The 2018 economic story in North Carolina is not what it once seemed. New labor market data released last week shows job growth in North Carolina slowing noticeably in the second half of last year, a stark departure from what previous data had indicated. Job growth had already decelerated in 2017 compared to the previous several years and now it appears that the situation toward the end of 2018 got even worse.
Over the last six months of 2018, year-over-year job growth averaged just 1.5 percent, below the national rate and significantly off the employment expansion clip that North Carolina had posted between 2013 and 2016. After outpacing U.S. growth for several years, along with much of the southeast, North Carolina had been running essentially even with the national rate for much of 2017. It had appeared that job growth in North Carolina was on the upswing again, but newly released data show that the state actually experienced a marked decline starting in September of last year. As can be seen here, previously released figures indicated that North Carolina had returned to growth rates above 2 percent, but revised data show it to still be well off that clip.
The data released last week diverge from previously published figures due to an annual “benchmarking” process conducted by the Bureau of Labor Statistics (BLS), which adjusts previously released survey estimates to reflect actual employment counts based on Unemployment Insurance filings. This process is conducted at the beginning of each year and the revised data for 2018 were published along with the January 2019 labor market release. In North Carolina’s case, previously released survey data overstated the rate of growth during the latter half of 2018 and updated figures tell a distinctly more worrisome story.
Instead of gaining strength during 2018, North Carolina’s economy lost steam, and the current rate of growth is not really improving the state’s overall employment picture. The percentage of working age North Carolinians that are working or looking for a job actually declined from during 2018, and remains well shy of pre-recession levels.

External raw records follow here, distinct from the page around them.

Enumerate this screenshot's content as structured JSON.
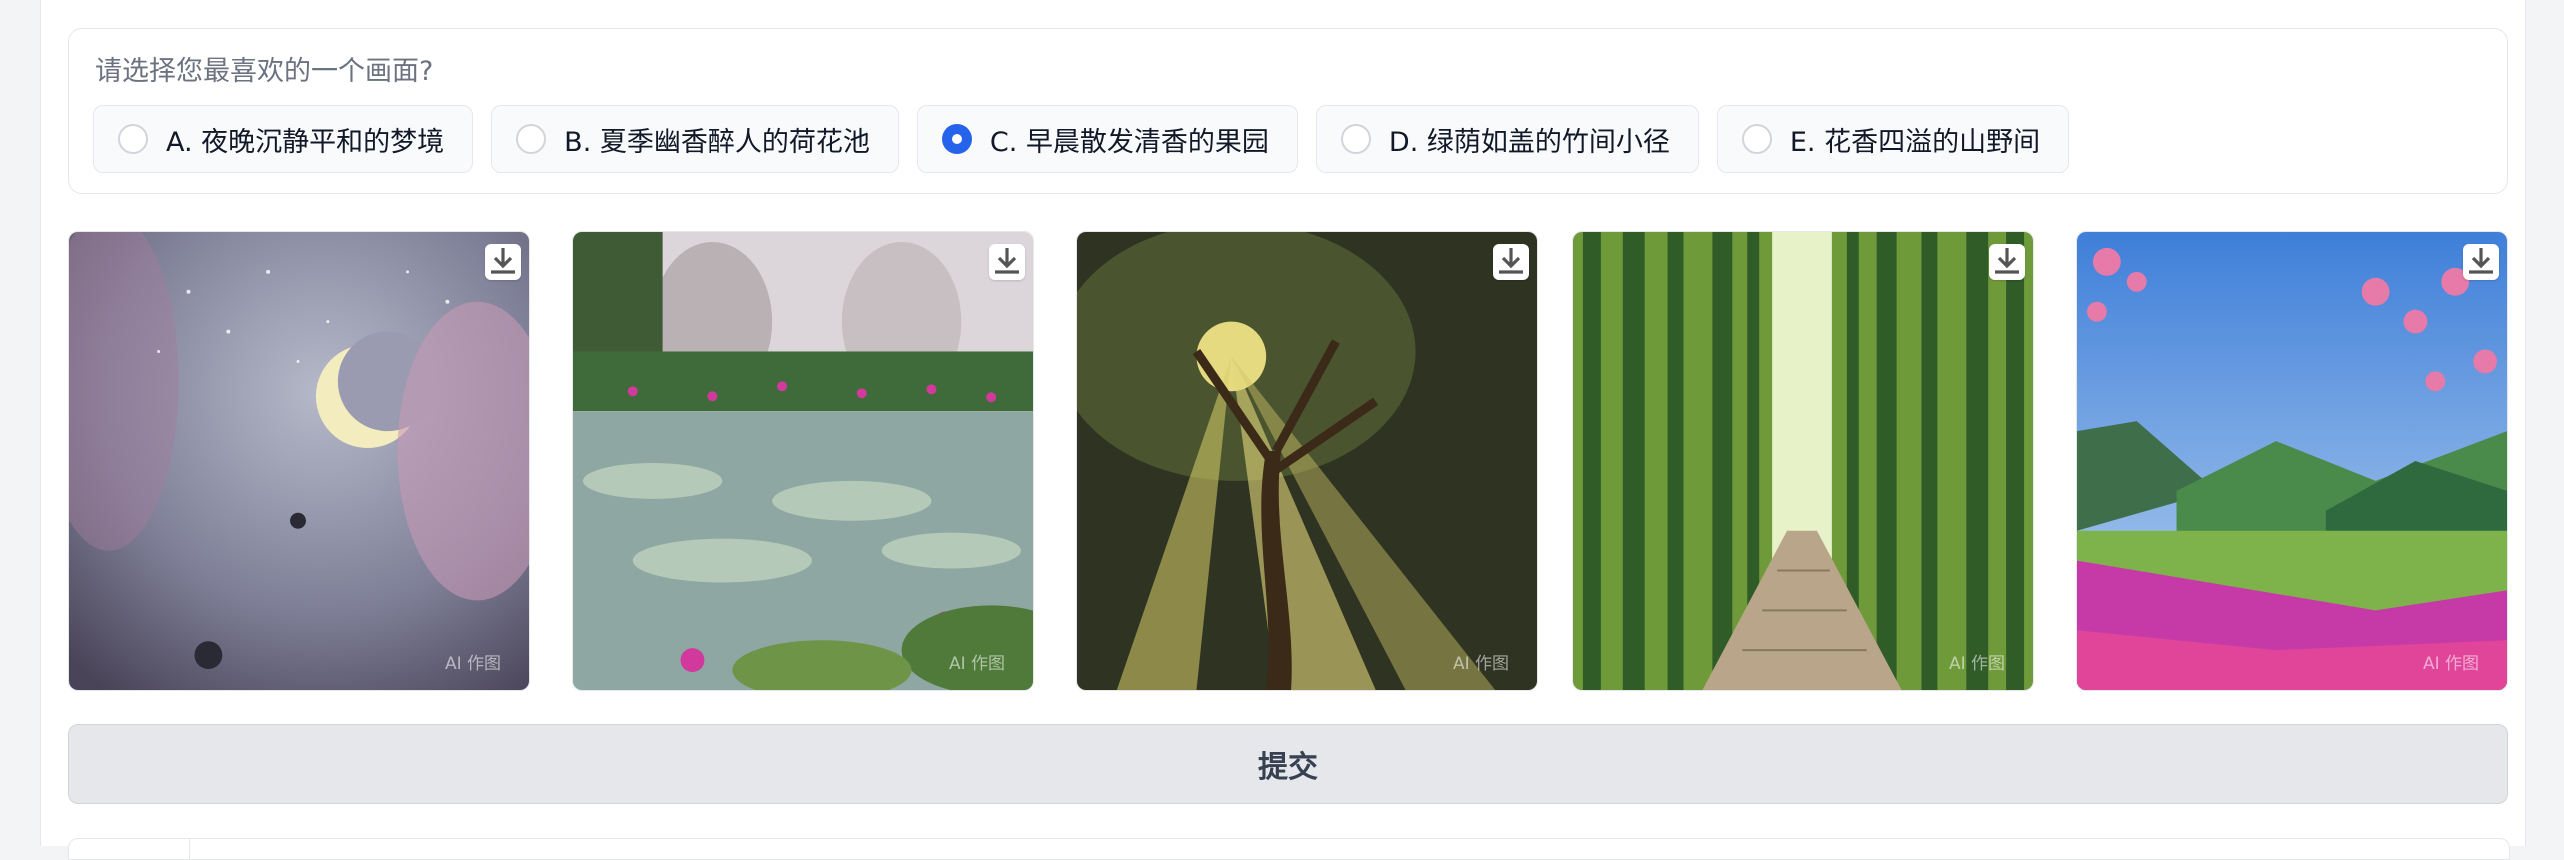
{
  "question": {
    "title": "请选择您最喜欢的一个画面?",
    "options": [
      {
        "label": "A. 夜晚沉静平和的梦境",
        "checked": false
      },
      {
        "label": "B. 夏季幽香醉人的荷花池",
        "checked": false
      },
      {
        "label": "C. 早晨散发清香的果园",
        "checked": true
      },
      {
        "label": "D. 绿荫如盖的竹间小径",
        "checked": false
      },
      {
        "label": "E. 花香四溢的山野间",
        "checked": false
      }
    ]
  },
  "gallery": {
    "watermark": "AI 作图",
    "download_icon": "download-icon",
    "images": [
      {
        "subject": "moon-night-dream"
      },
      {
        "subject": "lotus-pond"
      },
      {
        "subject": "sunlit-orchard-tree"
      },
      {
        "subject": "bamboo-path"
      },
      {
        "subject": "flower-mountains"
      }
    ]
  },
  "submit": {
    "label": "提交"
  },
  "colors": {
    "accent": "#2563eb",
    "border": "#e5e7eb",
    "button_bg": "#e5e7eb"
  }
}
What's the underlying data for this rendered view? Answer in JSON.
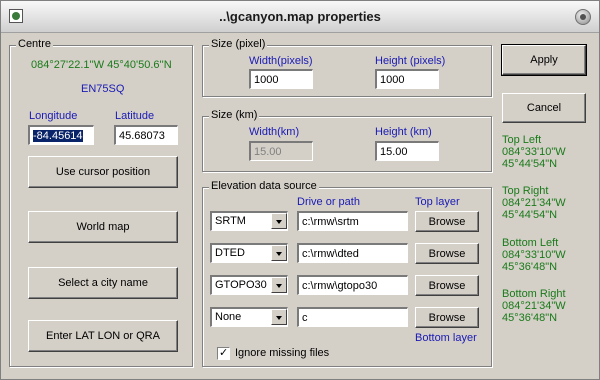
{
  "window": {
    "title": "..\\gcanyon.map properties"
  },
  "centre": {
    "label": "Centre",
    "coords": "084°27'22.1''W 45°40'50.6''N",
    "locator": "EN75SQ",
    "longitude_label": "Longitude",
    "latitude_label": "Latitude",
    "longitude_value": "-84.45614",
    "latitude_value": "45.68073",
    "buttons": {
      "cursor": "Use cursor position",
      "world": "World map",
      "city": "Select a city name",
      "latlon": "Enter LAT LON or QRA"
    }
  },
  "size_pixel": {
    "label": "Size (pixel)",
    "width_label": "Width(pixels)",
    "height_label": "Height (pixels)",
    "width_value": "1000",
    "height_value": "1000"
  },
  "size_km": {
    "label": "Size (km)",
    "width_label": "Width(km)",
    "height_label": "Height (km)",
    "width_value": "15.00",
    "height_value": "15.00"
  },
  "elevation": {
    "label": "Elevation data source",
    "col_path": "Drive or path",
    "top_layer": "Top layer",
    "bottom_layer": "Bottom layer",
    "rows": [
      {
        "type": "SRTM",
        "path": "c:\\rmw\\srtm",
        "browse": "Browse"
      },
      {
        "type": "DTED",
        "path": "c:\\rmw\\dted",
        "browse": "Browse"
      },
      {
        "type": "GTOPO30",
        "path": "c:\\rmw\\gtopo30",
        "browse": "Browse"
      },
      {
        "type": "None",
        "path": "c",
        "browse": "Browse"
      }
    ],
    "ignore_missing": "Ignore missing files",
    "ignore_missing_checked": true
  },
  "actions": {
    "apply": "Apply",
    "cancel": "Cancel"
  },
  "corners": {
    "top_left": {
      "label": "Top Left",
      "lon": "084°33'10\"W",
      "lat": "45°44'54\"N"
    },
    "top_right": {
      "label": "Top Right",
      "lon": "084°21'34\"W",
      "lat": "45°44'54\"N"
    },
    "bottom_left": {
      "label": "Bottom Left",
      "lon": "084°33'10\"W",
      "lat": "45°36'48\"N"
    },
    "bottom_right": {
      "label": "Bottom Right",
      "lon": "084°21'34\"W",
      "lat": "45°36'48\"N"
    }
  }
}
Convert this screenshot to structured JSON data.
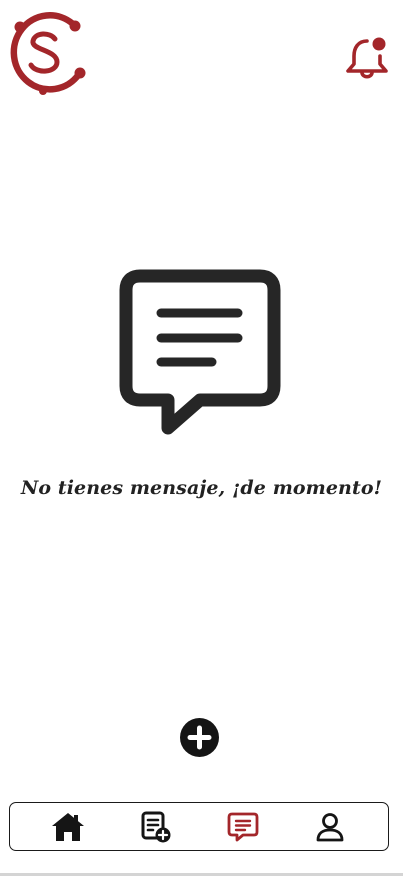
{
  "app": {
    "name": "",
    "brand_color": "#a3262a",
    "icon_color": "#151515"
  },
  "header": {
    "logo_icon": "brand-s-logo-icon",
    "notification_icon": "bell-with-dot-icon"
  },
  "empty_state": {
    "icon": "message-bubble-icon",
    "message": "No tienes mensaje, ¡de momento!"
  },
  "actions": {
    "add_icon": "plus-circle-icon"
  },
  "bottom_nav": {
    "items": [
      {
        "id": "home",
        "icon": "home-icon",
        "active": false
      },
      {
        "id": "create-post",
        "icon": "document-add-icon",
        "active": false
      },
      {
        "id": "messages",
        "icon": "chat-bubble-icon",
        "active": true
      },
      {
        "id": "profile",
        "icon": "user-icon",
        "active": false
      }
    ]
  }
}
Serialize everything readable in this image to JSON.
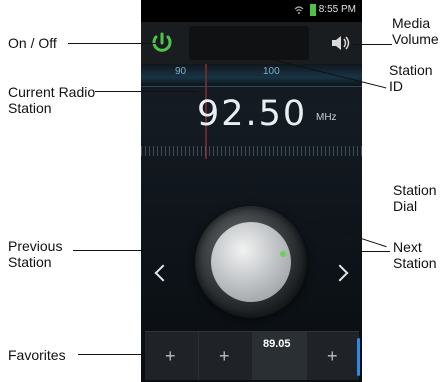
{
  "status": {
    "time": "8:55 PM"
  },
  "tuner": {
    "scale_labels": [
      "90",
      "100"
    ],
    "frequency": "92.50",
    "unit": "MHz"
  },
  "favorites": {
    "slots": [
      "+",
      "+",
      "89.05",
      "+"
    ]
  },
  "labels": {
    "on_off": "On / Off",
    "current_radio_station": "Current Radio\nStation",
    "previous_station": "Previous\nStation",
    "favorites": "Favorites",
    "media_volume": "Media\nVolume",
    "station_id": "Station\nID",
    "station_dial": "Station\nDial",
    "next_station": "Next\nStation"
  },
  "colors": {
    "power_green": "#4fc24a",
    "accent_blue": "#2d8be7",
    "dial_indicator": "#69d15a"
  },
  "icons": {
    "power": "power-icon",
    "volume": "speaker-icon",
    "previous": "chevron-left-icon",
    "next": "chevron-right-icon",
    "add": "plus-icon"
  }
}
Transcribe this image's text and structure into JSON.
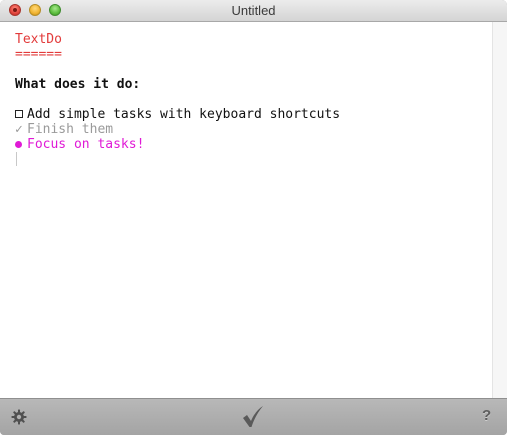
{
  "window": {
    "title": "Untitled"
  },
  "document": {
    "heading": "TextDo",
    "heading_underline": "======",
    "section_title": "What does it do:",
    "tasks": [
      {
        "status": "open",
        "marker_icon": "checkbox-icon",
        "text": "Add simple tasks with keyboard shortcuts"
      },
      {
        "status": "done",
        "marker": "✓",
        "marker_icon": "checkmark-icon",
        "text": "Finish them"
      },
      {
        "status": "focused",
        "marker_icon": "focus-dot-icon",
        "text": "Focus on tasks!"
      }
    ]
  },
  "toolbar": {
    "settings_icon": "gear-icon",
    "complete_icon": "checkmark-icon",
    "help_label": "?"
  },
  "colors": {
    "heading": "#e23a3a",
    "done_text": "#9a9a9a",
    "focus_text": "#e01ad6"
  }
}
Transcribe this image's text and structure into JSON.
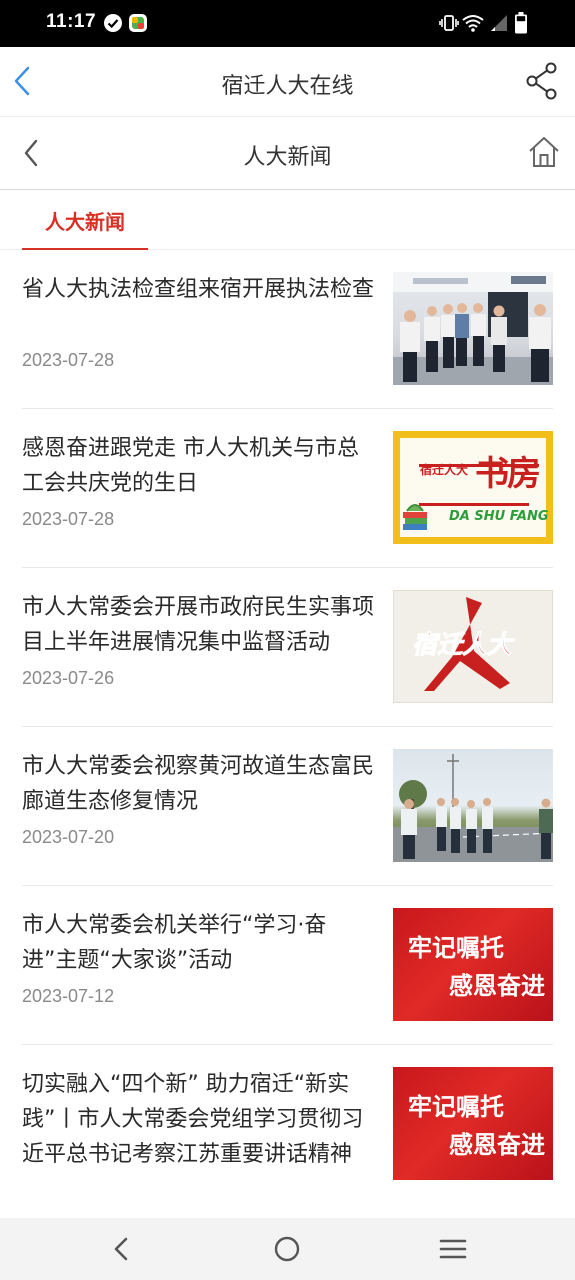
{
  "status_bar": {
    "time": "11:17",
    "icons": [
      "check-circle-icon",
      "app-notification-icon",
      "vibrate-icon",
      "wifi-icon",
      "signal-icon",
      "battery-icon"
    ]
  },
  "app_header": {
    "title": "宿迁人大在线",
    "back_icon": "chevron-left-icon",
    "share_icon": "share-icon",
    "back_color": "#3a8ee6"
  },
  "sub_header": {
    "title": "人大新闻",
    "back_icon": "chevron-left-icon",
    "home_icon": "home-icon"
  },
  "tabs": [
    {
      "label": "人大新闻",
      "active": true
    }
  ],
  "colors": {
    "accent": "#d93025",
    "date": "#8a8a8a",
    "text": "#2a2a2a"
  },
  "news": [
    {
      "title": "省人大执法检查组来宿开展执法检查",
      "date": "2023-07-28",
      "thumb": "photo-meeting"
    },
    {
      "title": "感恩奋进跟党走 市人大机关与市总工会共庆党的生日",
      "date": "2023-07-28",
      "thumb": "dashufang-logo"
    },
    {
      "title": "市人大常委会开展市政府民生实事项目上半年进展情况集中监督活动",
      "date": "2023-07-26",
      "thumb": "suqian-renda-logo"
    },
    {
      "title": "市人大常委会视察黄河故道生态富民廊道生态修复情况",
      "date": "2023-07-20",
      "thumb": "photo-field"
    },
    {
      "title": "市人大常委会机关举行“学习·奋进”主题“大家谈”活动",
      "date": "2023-07-12",
      "thumb": "red-banner"
    },
    {
      "title": "切实融入“四个新” 助力宿迁“新实践”丨市人大常委会党组学习贯彻习近平总书记考察江苏重要讲话精神",
      "date": "",
      "thumb": "red-banner"
    }
  ],
  "thumb_text": {
    "dashufang_badge": "宿迁人大",
    "dashufang_main": "书房",
    "dashufang_pinyin": "DA SHU FANG",
    "suqian_logo": "宿迁人大",
    "red_banner_line1": "牢记嘱托",
    "red_banner_line2": "感恩奋进"
  },
  "nav_bar": {
    "buttons": [
      "back-triangle-icon",
      "home-circle-icon",
      "menu-lines-icon"
    ]
  }
}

Employment and wage growth throughout the current expansion period has been historically weak and now it is clear that 2018 was actually worse than many of the preceding years. The lackluster performance in the last six months of 2018 increases the likelihood that North Carolina will encounter the next recession without having erased the damage from the last one, a troubling sign given the many threats that could tip the global economy back into the red.